Saving passwords on trusted sites save time and effort as it allows you to log into your account instantly. However, a few weeks ago, users began noticing that applications such as Thunderbird and Outlook, along with other email clients, started asking them for their Google passwords.
Upon the re-entry, it would reject it by saying the password was incorrect. Google has started locking down its services, notably for emails and how they connect to third-party clients, thus eliminating less secure apps.
The services allowed you to use the Google credentials to sign in to the email client, which weakened the security of your Google account.
You can still use Google on third-party apps. Still, you must use an app-specific password, or it should support “OAuth2” (an authentication method that opens up a dialog box that lets you authenticate by logging into Google and providing the app access to the Google account).

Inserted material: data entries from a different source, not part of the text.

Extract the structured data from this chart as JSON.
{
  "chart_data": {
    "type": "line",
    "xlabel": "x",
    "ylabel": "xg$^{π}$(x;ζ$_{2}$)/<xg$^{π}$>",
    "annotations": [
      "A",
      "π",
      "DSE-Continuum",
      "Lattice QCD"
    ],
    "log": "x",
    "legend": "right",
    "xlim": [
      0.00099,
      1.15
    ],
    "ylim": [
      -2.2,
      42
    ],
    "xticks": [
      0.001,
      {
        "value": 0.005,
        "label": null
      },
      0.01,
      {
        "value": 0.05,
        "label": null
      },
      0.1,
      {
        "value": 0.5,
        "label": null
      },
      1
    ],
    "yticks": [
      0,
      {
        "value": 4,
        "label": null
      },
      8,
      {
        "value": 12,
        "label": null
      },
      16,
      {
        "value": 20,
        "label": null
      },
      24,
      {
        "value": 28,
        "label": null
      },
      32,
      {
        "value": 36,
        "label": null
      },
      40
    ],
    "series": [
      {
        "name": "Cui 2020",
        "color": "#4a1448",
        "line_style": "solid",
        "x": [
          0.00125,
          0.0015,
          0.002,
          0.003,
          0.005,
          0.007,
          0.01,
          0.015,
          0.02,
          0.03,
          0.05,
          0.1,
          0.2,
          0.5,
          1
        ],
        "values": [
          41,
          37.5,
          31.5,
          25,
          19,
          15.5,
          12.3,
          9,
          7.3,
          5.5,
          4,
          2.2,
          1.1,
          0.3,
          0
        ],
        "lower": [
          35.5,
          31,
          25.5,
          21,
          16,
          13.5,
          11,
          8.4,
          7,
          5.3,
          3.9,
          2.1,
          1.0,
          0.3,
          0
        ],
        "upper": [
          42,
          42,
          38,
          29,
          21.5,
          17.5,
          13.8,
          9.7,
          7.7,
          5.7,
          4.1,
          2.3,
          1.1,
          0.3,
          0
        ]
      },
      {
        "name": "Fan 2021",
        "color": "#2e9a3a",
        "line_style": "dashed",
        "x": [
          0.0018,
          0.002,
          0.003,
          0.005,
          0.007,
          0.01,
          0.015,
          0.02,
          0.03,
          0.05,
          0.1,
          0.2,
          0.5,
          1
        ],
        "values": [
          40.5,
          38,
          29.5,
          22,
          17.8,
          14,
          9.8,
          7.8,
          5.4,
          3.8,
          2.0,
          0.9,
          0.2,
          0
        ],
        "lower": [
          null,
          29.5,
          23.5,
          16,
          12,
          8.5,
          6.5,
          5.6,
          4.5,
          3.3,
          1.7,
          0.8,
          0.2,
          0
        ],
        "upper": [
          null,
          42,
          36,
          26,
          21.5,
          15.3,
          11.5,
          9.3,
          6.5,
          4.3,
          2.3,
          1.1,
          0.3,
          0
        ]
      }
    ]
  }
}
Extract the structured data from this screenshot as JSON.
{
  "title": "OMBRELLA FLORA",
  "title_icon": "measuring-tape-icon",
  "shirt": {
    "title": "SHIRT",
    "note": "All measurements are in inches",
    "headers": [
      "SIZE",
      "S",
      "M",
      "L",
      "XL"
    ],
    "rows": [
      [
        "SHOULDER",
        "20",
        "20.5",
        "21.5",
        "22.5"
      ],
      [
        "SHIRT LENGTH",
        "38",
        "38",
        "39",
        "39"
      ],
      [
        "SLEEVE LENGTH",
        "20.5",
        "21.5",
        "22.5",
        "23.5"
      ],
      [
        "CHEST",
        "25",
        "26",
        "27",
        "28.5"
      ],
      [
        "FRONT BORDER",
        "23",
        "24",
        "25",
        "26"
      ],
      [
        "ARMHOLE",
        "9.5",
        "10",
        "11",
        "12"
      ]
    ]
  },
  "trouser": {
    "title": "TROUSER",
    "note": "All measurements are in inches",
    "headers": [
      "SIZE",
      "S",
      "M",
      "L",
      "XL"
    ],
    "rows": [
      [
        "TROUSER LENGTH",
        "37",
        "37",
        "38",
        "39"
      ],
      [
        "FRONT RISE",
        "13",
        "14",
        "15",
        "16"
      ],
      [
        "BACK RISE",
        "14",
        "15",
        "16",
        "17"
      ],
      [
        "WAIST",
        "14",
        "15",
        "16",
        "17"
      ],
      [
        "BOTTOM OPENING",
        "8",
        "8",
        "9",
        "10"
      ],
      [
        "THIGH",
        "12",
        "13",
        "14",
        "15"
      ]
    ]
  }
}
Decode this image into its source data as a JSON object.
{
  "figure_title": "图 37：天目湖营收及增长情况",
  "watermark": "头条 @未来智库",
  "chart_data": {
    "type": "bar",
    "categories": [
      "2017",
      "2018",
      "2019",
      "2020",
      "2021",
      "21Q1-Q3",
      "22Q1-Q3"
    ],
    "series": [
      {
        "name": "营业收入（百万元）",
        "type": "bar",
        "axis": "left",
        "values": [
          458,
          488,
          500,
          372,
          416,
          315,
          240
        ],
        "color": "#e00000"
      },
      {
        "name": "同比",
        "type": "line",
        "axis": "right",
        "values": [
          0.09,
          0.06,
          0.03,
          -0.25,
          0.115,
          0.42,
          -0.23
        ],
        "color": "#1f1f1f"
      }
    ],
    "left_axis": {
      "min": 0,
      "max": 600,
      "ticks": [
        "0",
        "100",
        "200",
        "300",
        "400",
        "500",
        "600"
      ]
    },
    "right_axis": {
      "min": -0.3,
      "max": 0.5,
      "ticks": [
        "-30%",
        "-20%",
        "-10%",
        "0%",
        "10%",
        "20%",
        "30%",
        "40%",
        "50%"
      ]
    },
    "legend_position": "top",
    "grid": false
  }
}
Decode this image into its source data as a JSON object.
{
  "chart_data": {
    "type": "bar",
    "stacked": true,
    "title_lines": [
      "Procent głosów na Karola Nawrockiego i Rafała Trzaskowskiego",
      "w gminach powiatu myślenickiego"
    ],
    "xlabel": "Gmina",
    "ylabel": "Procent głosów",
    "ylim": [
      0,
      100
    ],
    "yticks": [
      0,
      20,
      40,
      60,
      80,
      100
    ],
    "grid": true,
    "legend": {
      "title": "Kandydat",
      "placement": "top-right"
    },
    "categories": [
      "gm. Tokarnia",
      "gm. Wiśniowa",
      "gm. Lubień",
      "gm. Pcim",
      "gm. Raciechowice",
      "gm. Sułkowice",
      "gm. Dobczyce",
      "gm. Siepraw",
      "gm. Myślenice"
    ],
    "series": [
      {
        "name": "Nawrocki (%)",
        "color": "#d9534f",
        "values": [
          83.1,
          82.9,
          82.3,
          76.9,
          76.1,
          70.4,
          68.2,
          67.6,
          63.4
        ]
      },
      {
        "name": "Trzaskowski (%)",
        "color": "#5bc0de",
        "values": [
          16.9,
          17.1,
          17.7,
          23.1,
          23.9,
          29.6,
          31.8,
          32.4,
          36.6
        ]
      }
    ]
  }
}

The app-specific passwords are combined with the two-factor authentications on the Google account. Since most apps aren’t compatible with handling two-factor, the company created the app-specific passwords to avoid adding an authentication code. The method allows users to create a password specifically for the app.
It is a necessary measure taken to prevent less secure websites from committing a breach of password confidentiality.
2FA and benefits
The two-factor (2FA) authentication for the Google account adds a layer of security. It is usually categorized into three groups. It includes something you know (a password), something you have (a smartphone that gets the text message with the code), and something you are (face or fingerprint).
The method is a great way to ensure that hackers can’t access your account and that the user’s account is protected by added security. Since the 2FA method allows you to verify the login details if you sign in with an unfamiliar browser, which then directs you to one of the methods you have chosen for verification, thus making it difficult for anyone unwanted to login into your account.
Thus, if an authentication code promotes you, the attacker won’t be able to harm your data despite having access to your account’s password.